PUBLIC LECTURE 10.06 at 6PM AT SIGMUND FREUD PRIVAT UNIVERSITY BERLIN
Unarmed Militancy: Tactics and Subjectivity in Recent Disruptive Protest
This talk uses ethnographic engagement and oral history interviews with activists to characterize an emerging tactical stance that I call “unarmed militancy.” Around the world, fierce, confrontational, property-destroying, and property-repurposing forms of mass action coexist within a larger strategy of mass mobilization. Urban Bolivian activists who organize road blockades and strike waves—the subject of my year of fieldwork in Cochabamba, Sucre and La Paz—are paradigmatic examples of unarmed militants. These activists refuse to yield in confrontations with state forces; they fight back in order to hold physical space, obstruct the flows of daily life, and impose social costs.
This talk places these Bolivian experiences in a global conversation among unarmed militant practices and theories from Oaxaca, Argentina, Egypt, and North America. Tear-gas masks, stones, slingshots, blockades, and defiant crowds are the visual icons of this language of protest, one that has brought down governments on five continents. Compared with classical models of revolution, these upheavals expand quickly, involve enormous numbers of people, and rely far less on armed violence as a means. Yet they also lie outside conventional understanding of nonviolence and civil disobedience. The tactics chosen by unarmed militants deploy (and require) a numerical advantage to offset the capacity for state repression.
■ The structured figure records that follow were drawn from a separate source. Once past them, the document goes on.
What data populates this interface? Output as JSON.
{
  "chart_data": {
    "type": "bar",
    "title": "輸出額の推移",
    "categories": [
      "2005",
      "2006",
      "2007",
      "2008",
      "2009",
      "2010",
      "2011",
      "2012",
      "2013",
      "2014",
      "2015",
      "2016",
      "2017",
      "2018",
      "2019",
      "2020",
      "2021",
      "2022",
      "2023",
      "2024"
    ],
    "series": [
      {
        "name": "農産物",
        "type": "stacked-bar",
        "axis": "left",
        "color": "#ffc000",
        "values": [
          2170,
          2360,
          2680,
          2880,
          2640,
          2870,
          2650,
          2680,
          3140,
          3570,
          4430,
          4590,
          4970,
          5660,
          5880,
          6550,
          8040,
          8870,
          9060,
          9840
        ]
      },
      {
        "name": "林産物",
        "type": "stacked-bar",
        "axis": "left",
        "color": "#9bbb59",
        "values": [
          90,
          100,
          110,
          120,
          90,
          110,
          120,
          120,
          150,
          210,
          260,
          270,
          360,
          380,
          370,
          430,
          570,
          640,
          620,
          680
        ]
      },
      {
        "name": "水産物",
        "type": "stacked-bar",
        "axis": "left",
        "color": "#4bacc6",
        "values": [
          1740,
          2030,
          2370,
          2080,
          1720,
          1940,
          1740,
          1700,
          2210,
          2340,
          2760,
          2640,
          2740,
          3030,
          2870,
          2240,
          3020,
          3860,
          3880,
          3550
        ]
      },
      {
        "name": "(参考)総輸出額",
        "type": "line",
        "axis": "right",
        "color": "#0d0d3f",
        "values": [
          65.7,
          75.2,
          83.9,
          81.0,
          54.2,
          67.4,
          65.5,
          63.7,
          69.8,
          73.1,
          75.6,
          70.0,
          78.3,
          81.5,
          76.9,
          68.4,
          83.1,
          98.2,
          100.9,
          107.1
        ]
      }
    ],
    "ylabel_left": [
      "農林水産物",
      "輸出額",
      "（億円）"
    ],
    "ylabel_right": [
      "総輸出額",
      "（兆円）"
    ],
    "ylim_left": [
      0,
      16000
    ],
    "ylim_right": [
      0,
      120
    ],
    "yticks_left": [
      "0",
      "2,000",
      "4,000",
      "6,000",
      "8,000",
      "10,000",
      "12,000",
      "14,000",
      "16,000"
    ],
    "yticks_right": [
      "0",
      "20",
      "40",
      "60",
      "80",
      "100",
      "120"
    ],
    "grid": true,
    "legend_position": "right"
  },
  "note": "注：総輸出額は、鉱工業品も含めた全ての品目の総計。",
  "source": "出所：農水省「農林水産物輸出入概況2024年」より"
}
These confrontations were at once political and physical, relying on both symbolic and practical weaknesses of the regimes they confronted. I argue these mobilizations succeeded through both symbolic demonstrations of their legitimacy and tactical victories against state attempts to repress them.
Speaker bio: Carwil Bjork-James is a cultural anthropologist who conducts immersive and historical research on disruptive protest, environmental struggles, state violence, and indigenous collective rights. He is the principal investigator of Ultimate Consequences, a digital archive on death in Bolivian political conflict, and author of The Sovereign Street: Making Revolution in Urban Bolivia. He is an Associate Professor of Anthropology and of Law at Vanderbilt University.